La trama: Arnaldo, un tranquillo impiegato di banca padre di due gemelle, per un banale equivoco viene sbattuto fuori casa dalla moglie Anita. L'uomo, stanco della routine e della monotonia della sua vita, ne approfitta: spento il telefonino per evitare di essere rintracciato, va a vivere in una stanza ammobiliata in un appartamento condiviso con quattro studenti universitari, tutti con problemi di vita più o meno gravi da risolvere. Tra varie gag e situazioni imbarazzanti che scaturiscono dalla convivenza di un uomo maturo con dei ventenni, Arnaldo saprà aiutare tutti i ragazzi e imparerà a sua volta che la vita non è mai banale e il futuro non è mai scontato, nemmeno dopo i 40 anni.

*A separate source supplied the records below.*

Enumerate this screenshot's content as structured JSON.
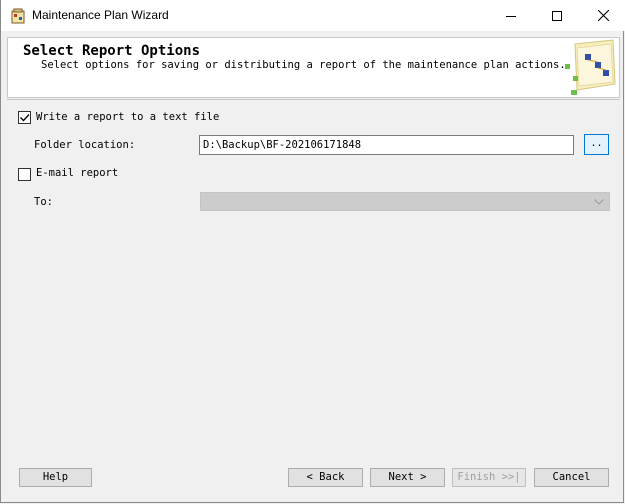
{
  "window": {
    "title": "Maintenance Plan Wizard"
  },
  "header": {
    "title": "Select Report Options",
    "subtitle": "Select options for saving or distributing a report of the maintenance plan actions."
  },
  "options": {
    "write_report": {
      "label": "Write a report to a text file",
      "checked": true
    },
    "folder": {
      "label": "Folder location:",
      "value": "D:\\Backup\\BF-202106171848",
      "browse_label": ".."
    },
    "email_report": {
      "label": "E-mail report",
      "checked": false
    },
    "to": {
      "label": "To:",
      "value": ""
    }
  },
  "buttons": {
    "help": "Help",
    "back": "< Back",
    "next": "Next >",
    "finish": "Finish >>|",
    "cancel": "Cancel"
  },
  "colors": {
    "focus_border": "#0078d7",
    "disabled_bg": "#cccccc"
  }
}
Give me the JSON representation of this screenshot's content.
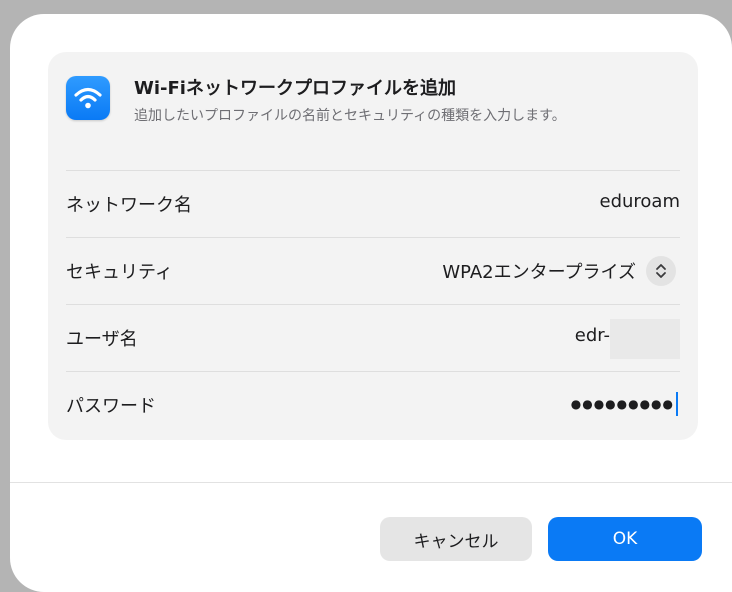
{
  "dialog": {
    "title": "Wi-Fiネットワークプロファイルを追加",
    "subtitle": "追加したいプロファイルの名前とセキュリティの種類を入力します。",
    "icon": "wifi-icon",
    "accent_color": "#0a7af5"
  },
  "form": {
    "network_name": {
      "label": "ネットワーク名",
      "value": "eduroam"
    },
    "security": {
      "label": "セキュリティ",
      "value": "WPA2エンタープライズ",
      "icon": "chevron-up-down-icon"
    },
    "username": {
      "label": "ユーザ名",
      "value": "edr-"
    },
    "password": {
      "label": "パスワード",
      "masked_value": "●●●●●●●●●"
    }
  },
  "buttons": {
    "cancel_label": "キャンセル",
    "ok_label": "OK"
  }
}
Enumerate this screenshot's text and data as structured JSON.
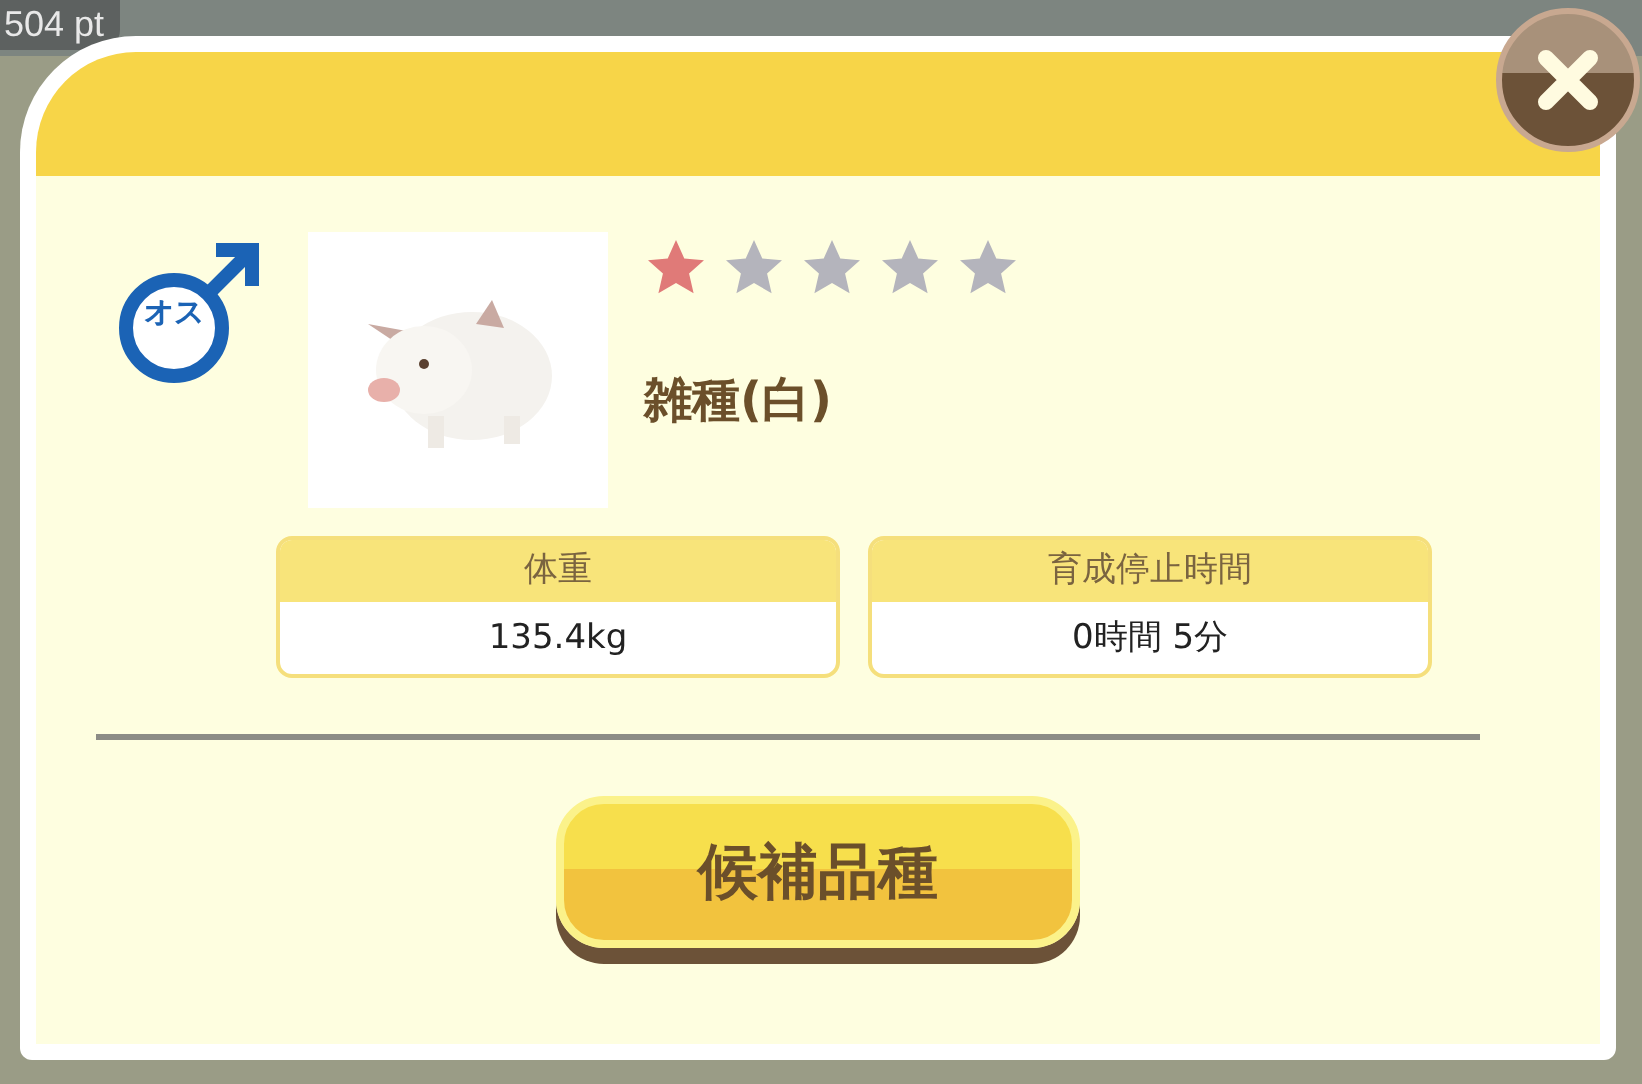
{
  "background": {
    "points": "504 pt"
  },
  "dialog": {
    "gender": {
      "kind": "male",
      "label": "オス"
    },
    "animal": {
      "stars": 1,
      "name": "雑種(白)"
    },
    "stats": [
      {
        "label": "体重",
        "value": "135.4kg"
      },
      {
        "label": "育成停止時間",
        "value": "0時間 5分"
      }
    ],
    "button": "候補品種"
  }
}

È difficile salvare l'undicesima fatica di Leonardo Pieraccioni appellandosi al fatto che si tratta di una commedia leggera. Non diverte, non appassiona, non commuove, non intrattiene. Francamente annoia. I comici arruolati in ruoli secondari non fanno mai ridere: Marco Marzocca (altrove bravissimo) e Maurizio Battista insieme appaiono sterili e stanchi, su Panariello è bene non esprimersi, Ceccherini risulta inefficace. E Pieraccioni solo apparentemente si mette da parte, rispetto ai suoi film precedenti, per lasciare spazio ai giovani (bravi) attori e ai loro personaggi: c'è sempre lui al centro di tutto. Potrebbe sembrare, il suo protagonista, una figura che compie una crescita interiore aprendosi agli altri, ma non c'è da fidarsi: il narcisismo del regista-attore, stentatamente represso nella prima parte del film, esplode fragorosamente alla fine, quando Arnaldo diventa all'improvviso una specie di saggio eroe che risolve inverosimilmente (è un eufemismo) i problemi di tutti.
È quasi banale poi sottolineare il fatto che il ritratto dei ventenni proposto dal film sia lontano anni luce dalla realtà. Ma oramai ci abbiamo fatto l'abitudine: il cinema popolare italiano dipinge i ragazzi come una generazione imbelle e noiosa, c'è poco da fare.